After reading Ann's blog yesterday it really set me to thinking about a lot of things. We are all statistics in so many ways. All the elements of our lives lend to statistics.......what we spend, what we earn, where we live, age, race, etc. etc. I had a bad scare last evening and it really got me to thinking about my whole life situation. Not unlike a lot of my fellow bloggers we have lots of set backs and drama in my family. It seems that is what life is made up of nowadays. Whatever happened to the little suburban house, white picket fence and 2.1 children. Hubby goes to work, wife is a stay at home mom and they live a happy life. Was life ever like that or is that a pipe dream?
So I made a nice dinner last evening and did not overeat, nothing after supper, everything was good. Around 9:30 I got the most horrible case of heartburn. There were no antacids in the house so I took a dose of baking soda and water and it seemed to ease off a bit. Then I sat down at the computer to do something and it came back with a vengence along with a really sharp pain in the centre of my back. What the heck, I thought to myself......this does not feel right. Of course my immediate thought was I'm having a heart attack and I'm going to become a statistic. I angished over what to do, I definitely did not want to even think about going to the hospital. I read the symptoms for women having a heart attack and figured that wasn't it as there was no cold sweats or arm pain. I took another does of baking soda, let out a big belch and told hubby I was going to bed and to check on me in awhile. If I was still breathing then let me be, if not well it wouldn't have really mattered then.
The whole point of this is that I know any kind of chest discomfort when you are overweight can be serious, so please don't lecture me about it. The problem is fear factors into this in that I do not want to go to the hospital and go through all the tests just to have them tell me it's indigestion. I don't need the lecture on ..."well if you would lose some weight"..."you're a candidate for a real heart attack" .....so forth and so on. I am so sick of hearing this from doctors that I just do not want to deal with them anymore. So which is the bigger fear......facing the unkind comments of the medical profession or having a possible heart attack? At this point in time I can't answer that question, except that for now all is well and I feel fine.

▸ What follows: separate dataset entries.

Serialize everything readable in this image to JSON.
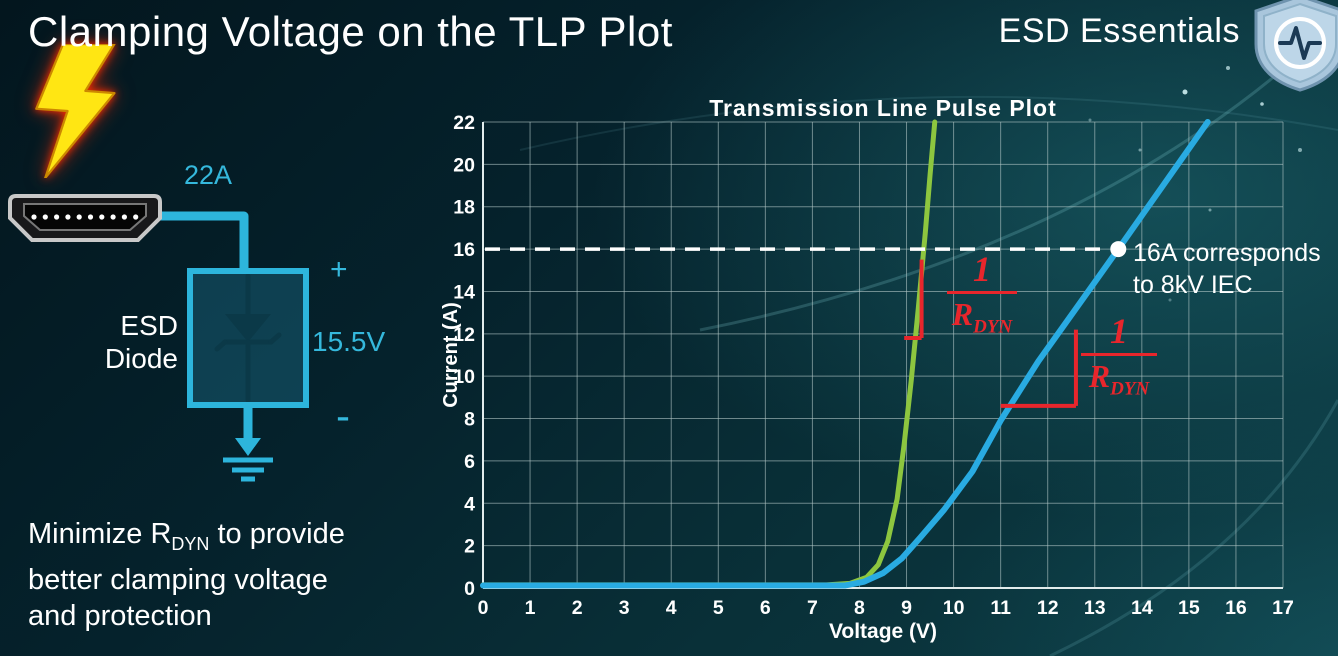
{
  "header": {
    "title": "Clamping Voltage on the TLP Plot",
    "brand": "ESD Essentials"
  },
  "circuit": {
    "surge_current_label": "22A",
    "device_label_line1": "ESD",
    "device_label_line2": "Diode",
    "polarity_plus": "+",
    "clamping_voltage_label": "15.5V",
    "polarity_minus": "-",
    "wire_color": "#2db5dc"
  },
  "note": {
    "line1_before_sub": "Minimize R",
    "line1_sub": "DYN",
    "line1_after_sub": " to provide",
    "line2": "better clamping voltage",
    "line3": "and protection"
  },
  "chart_data": {
    "type": "line",
    "title": "Transmission Line Pulse Plot",
    "xlabel": "Voltage (V)",
    "ylabel": "Current (A)",
    "xlim": [
      0,
      17
    ],
    "ylim": [
      0,
      22
    ],
    "xticks": [
      0,
      1,
      2,
      3,
      4,
      5,
      6,
      7,
      8,
      9,
      10,
      11,
      12,
      13,
      14,
      15,
      16,
      17
    ],
    "yticks": [
      0,
      2,
      4,
      6,
      8,
      10,
      12,
      14,
      16,
      18,
      20,
      22
    ],
    "grid": true,
    "series": [
      {
        "name": "green-curve-low-rdyn",
        "color": "#8dc63f",
        "width": 5,
        "points": [
          [
            0,
            0.15
          ],
          [
            7.3,
            0.15
          ],
          [
            7.8,
            0.22
          ],
          [
            8.15,
            0.5
          ],
          [
            8.4,
            1.1
          ],
          [
            8.6,
            2.2
          ],
          [
            8.8,
            4.2
          ],
          [
            8.95,
            6.8
          ],
          [
            9.1,
            9.8
          ],
          [
            9.25,
            13.2
          ],
          [
            9.4,
            16.8
          ],
          [
            9.5,
            19.5
          ],
          [
            9.6,
            22
          ]
        ]
      },
      {
        "name": "blue-curve-high-rdyn",
        "color": "#29abe2",
        "width": 6,
        "points": [
          [
            0,
            0.12
          ],
          [
            7.7,
            0.12
          ],
          [
            8.1,
            0.3
          ],
          [
            8.5,
            0.7
          ],
          [
            8.9,
            1.4
          ],
          [
            9.3,
            2.4
          ],
          [
            9.8,
            3.7
          ],
          [
            10.4,
            5.5
          ],
          [
            11.0,
            7.9
          ],
          [
            11.8,
            10.7
          ],
          [
            12.7,
            13.5
          ],
          [
            13.5,
            16
          ],
          [
            14.45,
            19
          ],
          [
            15.4,
            22
          ]
        ]
      }
    ],
    "reference_line": {
      "y": 16,
      "color": "#ffffff",
      "style": "dashed"
    },
    "marker_point": {
      "x": 13.5,
      "y": 16,
      "color": "#ffffff"
    },
    "marker_annotation": {
      "line1": "16A corresponds",
      "line2": "to 8kV IEC",
      "color": "#ffffff"
    },
    "slope_labels": [
      {
        "numerator": "1",
        "denominator": "R",
        "denominator_sub": "DYN",
        "color": "#e8262c"
      },
      {
        "numerator": "1",
        "denominator": "R",
        "denominator_sub": "DYN",
        "color": "#e8262c"
      }
    ],
    "slope_markers": [
      {
        "shape": "vertical-rise",
        "x": 9.32,
        "y_top": 15.5,
        "y_bottom": 11.8,
        "foot_x": 8.95,
        "color": "#e8262c"
      },
      {
        "shape": "run-and-rise",
        "x_left": 11.0,
        "x_right": 12.6,
        "y": 8.6,
        "y_top": 12.2,
        "color": "#e8262c"
      }
    ]
  }
}
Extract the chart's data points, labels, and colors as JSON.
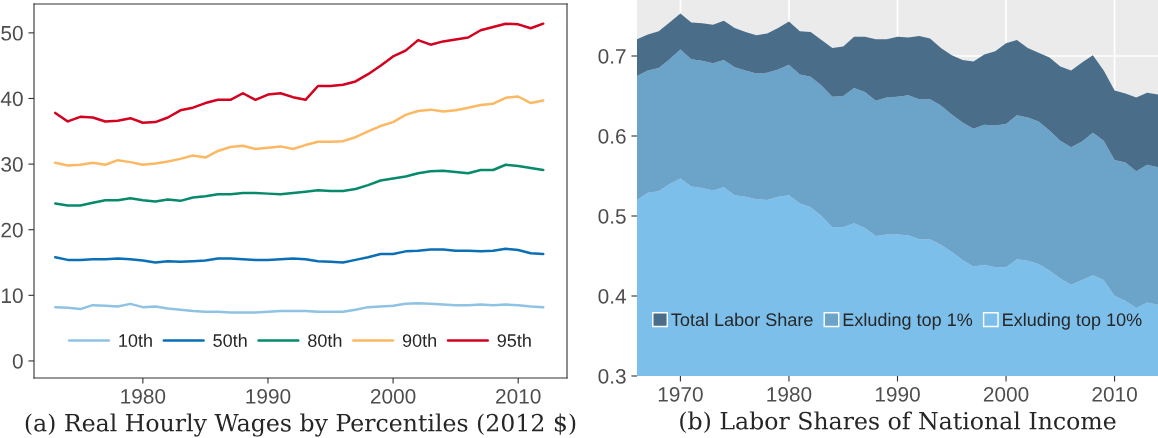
{
  "chart_data": [
    {
      "type": "line",
      "xlabel": "(a) Real Hourly Wages by Percentiles (2012 $)",
      "x": [
        1973,
        1974,
        1975,
        1976,
        1977,
        1978,
        1979,
        1980,
        1981,
        1982,
        1983,
        1984,
        1985,
        1986,
        1987,
        1988,
        1989,
        1990,
        1991,
        1992,
        1993,
        1994,
        1995,
        1996,
        1997,
        1998,
        1999,
        2000,
        2001,
        2002,
        2003,
        2004,
        2005,
        2006,
        2007,
        2008,
        2009,
        2010,
        2011,
        2012
      ],
      "xlim": [
        1971.3,
        2013.9
      ],
      "xticks": [
        1980,
        1990,
        2000,
        2010
      ],
      "ylim": [
        -2.6,
        54.4
      ],
      "yticks": [
        0,
        10,
        20,
        30,
        40,
        50
      ],
      "grid": false,
      "legend": "bottom",
      "series": [
        {
          "name": "10th",
          "color": "#8fc3e4",
          "values": [
            8.2,
            8.1,
            7.9,
            8.5,
            8.4,
            8.3,
            8.7,
            8.2,
            8.3,
            8.0,
            7.8,
            7.6,
            7.5,
            7.5,
            7.4,
            7.4,
            7.4,
            7.5,
            7.6,
            7.6,
            7.6,
            7.5,
            7.5,
            7.5,
            7.8,
            8.2,
            8.3,
            8.4,
            8.7,
            8.8,
            8.7,
            8.6,
            8.5,
            8.5,
            8.6,
            8.5,
            8.6,
            8.5,
            8.3,
            8.2
          ]
        },
        {
          "name": "50th",
          "color": "#0a6fb5",
          "values": [
            15.8,
            15.4,
            15.4,
            15.5,
            15.5,
            15.6,
            15.5,
            15.3,
            15.0,
            15.2,
            15.1,
            15.2,
            15.3,
            15.6,
            15.6,
            15.5,
            15.4,
            15.4,
            15.5,
            15.6,
            15.5,
            15.2,
            15.1,
            15.0,
            15.4,
            15.8,
            16.3,
            16.3,
            16.7,
            16.8,
            17.0,
            17.0,
            16.8,
            16.8,
            16.7,
            16.8,
            17.1,
            16.9,
            16.4,
            16.3
          ]
        },
        {
          "name": "80th",
          "color": "#078a6c",
          "values": [
            24.0,
            23.7,
            23.7,
            24.1,
            24.5,
            24.5,
            24.8,
            24.5,
            24.3,
            24.6,
            24.4,
            24.9,
            25.1,
            25.4,
            25.4,
            25.6,
            25.6,
            25.5,
            25.4,
            25.6,
            25.8,
            26.0,
            25.9,
            25.9,
            26.2,
            26.8,
            27.5,
            27.8,
            28.1,
            28.6,
            28.9,
            29.0,
            28.8,
            28.6,
            29.1,
            29.1,
            29.9,
            29.7,
            29.4,
            29.1
          ]
        },
        {
          "name": "90th",
          "color": "#fdb863",
          "values": [
            30.2,
            29.8,
            29.9,
            30.2,
            29.9,
            30.6,
            30.3,
            29.9,
            30.1,
            30.4,
            30.8,
            31.3,
            31.0,
            32.0,
            32.6,
            32.8,
            32.3,
            32.5,
            32.7,
            32.3,
            32.9,
            33.4,
            33.4,
            33.5,
            34.1,
            35.0,
            35.8,
            36.4,
            37.5,
            38.1,
            38.3,
            38.0,
            38.2,
            38.6,
            39.0,
            39.2,
            40.1,
            40.3,
            39.3,
            39.7
          ]
        },
        {
          "name": "95th",
          "color": "#d3001f",
          "values": [
            37.8,
            36.5,
            37.2,
            37.1,
            36.5,
            36.6,
            37.0,
            36.3,
            36.4,
            37.1,
            38.2,
            38.6,
            39.3,
            39.8,
            39.8,
            40.8,
            39.8,
            40.6,
            40.8,
            40.2,
            39.8,
            41.9,
            41.9,
            42.1,
            42.6,
            43.7,
            45.0,
            46.4,
            47.3,
            48.9,
            48.2,
            48.7,
            49.0,
            49.3,
            50.4,
            50.9,
            51.4,
            51.3,
            50.7,
            51.4
          ]
        }
      ]
    },
    {
      "type": "area",
      "xlabel": "(b) Labor Shares of National Income",
      "x": [
        1966,
        1967,
        1968,
        1969,
        1970,
        1971,
        1972,
        1973,
        1974,
        1975,
        1976,
        1977,
        1978,
        1979,
        1980,
        1981,
        1982,
        1983,
        1984,
        1985,
        1986,
        1987,
        1988,
        1989,
        1990,
        1991,
        1992,
        1993,
        1994,
        1995,
        1996,
        1997,
        1998,
        1999,
        2000,
        2001,
        2002,
        2003,
        2004,
        2005,
        2006,
        2007,
        2008,
        2009,
        2010,
        2011,
        2012,
        2013,
        2014
      ],
      "xlim": [
        1966,
        2014
      ],
      "xticks": [
        1970,
        1980,
        1990,
        2000,
        2010
      ],
      "ylim": [
        0.3,
        0.77
      ],
      "yticks": [
        {
          "value": 0.3,
          "label": "0.3"
        },
        {
          "value": 0.4,
          "label": "0.4"
        },
        {
          "value": 0.5,
          "label": "0.5"
        },
        {
          "value": 0.6,
          "label": "0.6"
        },
        {
          "value": 0.7,
          "label": "0.7"
        }
      ],
      "grid": true,
      "legend": "bottom",
      "series": [
        {
          "name": "Total Labor Share",
          "color": "#4a6e8a",
          "values": [
            0.721,
            0.727,
            0.731,
            0.742,
            0.753,
            0.742,
            0.741,
            0.739,
            0.744,
            0.735,
            0.73,
            0.726,
            0.728,
            0.735,
            0.743,
            0.731,
            0.73,
            0.72,
            0.71,
            0.712,
            0.724,
            0.724,
            0.721,
            0.721,
            0.724,
            0.723,
            0.725,
            0.722,
            0.71,
            0.701,
            0.695,
            0.693,
            0.702,
            0.706,
            0.716,
            0.72,
            0.71,
            0.704,
            0.698,
            0.687,
            0.682,
            0.692,
            0.701,
            0.682,
            0.657,
            0.653,
            0.648,
            0.654,
            0.652
          ]
        },
        {
          "name": "Exluding top 1%",
          "color": "#6ca3c9",
          "values": [
            0.675,
            0.682,
            0.685,
            0.696,
            0.708,
            0.696,
            0.694,
            0.691,
            0.695,
            0.686,
            0.682,
            0.678,
            0.679,
            0.683,
            0.689,
            0.677,
            0.674,
            0.663,
            0.649,
            0.65,
            0.66,
            0.655,
            0.644,
            0.648,
            0.649,
            0.651,
            0.646,
            0.646,
            0.638,
            0.627,
            0.617,
            0.609,
            0.614,
            0.613,
            0.615,
            0.626,
            0.623,
            0.618,
            0.607,
            0.594,
            0.586,
            0.593,
            0.604,
            0.594,
            0.57,
            0.567,
            0.556,
            0.564,
            0.561
          ]
        },
        {
          "name": "Exluding top 10%",
          "color": "#7dbfeb",
          "values": [
            0.52,
            0.529,
            0.531,
            0.54,
            0.547,
            0.537,
            0.535,
            0.532,
            0.536,
            0.526,
            0.524,
            0.521,
            0.52,
            0.524,
            0.526,
            0.516,
            0.511,
            0.5,
            0.486,
            0.486,
            0.491,
            0.485,
            0.475,
            0.477,
            0.477,
            0.476,
            0.471,
            0.471,
            0.464,
            0.455,
            0.445,
            0.437,
            0.439,
            0.436,
            0.436,
            0.446,
            0.444,
            0.44,
            0.432,
            0.422,
            0.414,
            0.42,
            0.426,
            0.42,
            0.4,
            0.394,
            0.385,
            0.392,
            0.389
          ]
        }
      ]
    }
  ]
}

Our financial situation is holding steady, it's not great but we still have our heads above water, barely. We still have two vacant rental units. Hubby showed one this evening, not sure why people think they can just walk in and start running a place down and then say they should get a break on the rent. Our units are some of the cleanest and most reasonably priced in the city and I'll leave them empty before I rent to people like that. We gathered up some things that have been sitting around here for awhile and I put them on our local internet ad site. Did fairly well in getting rid of some it, not a lot of money but definitely will help some. We'll just keep praying and I'm sure that things will get better soon.
Food today was okay but sporatic to say the least. I think I messed up a couple of times. Went pantry diving tonight for dinner and made a tuna casserole. It was kinda bland, think I am losing my cooking skills, everything I make lately tastes horrid.
Hubby's ear has started acting up again so he went back to the specialist on Friday, they are now booking him for surgery. That plus the fact that his legs are getting weaker is definitely not helping things. And so goes the ongoing chapter in our lives. Will we make it, yes, of course because we are fighters and don't know the meaning of the word "quit".
In two weeks our oldest daughter is getting married so that will be a joyous time for all of us. Behind every cloud is a sliver lining. We are alive, our health is relatively good and with the grace of God we will be ok.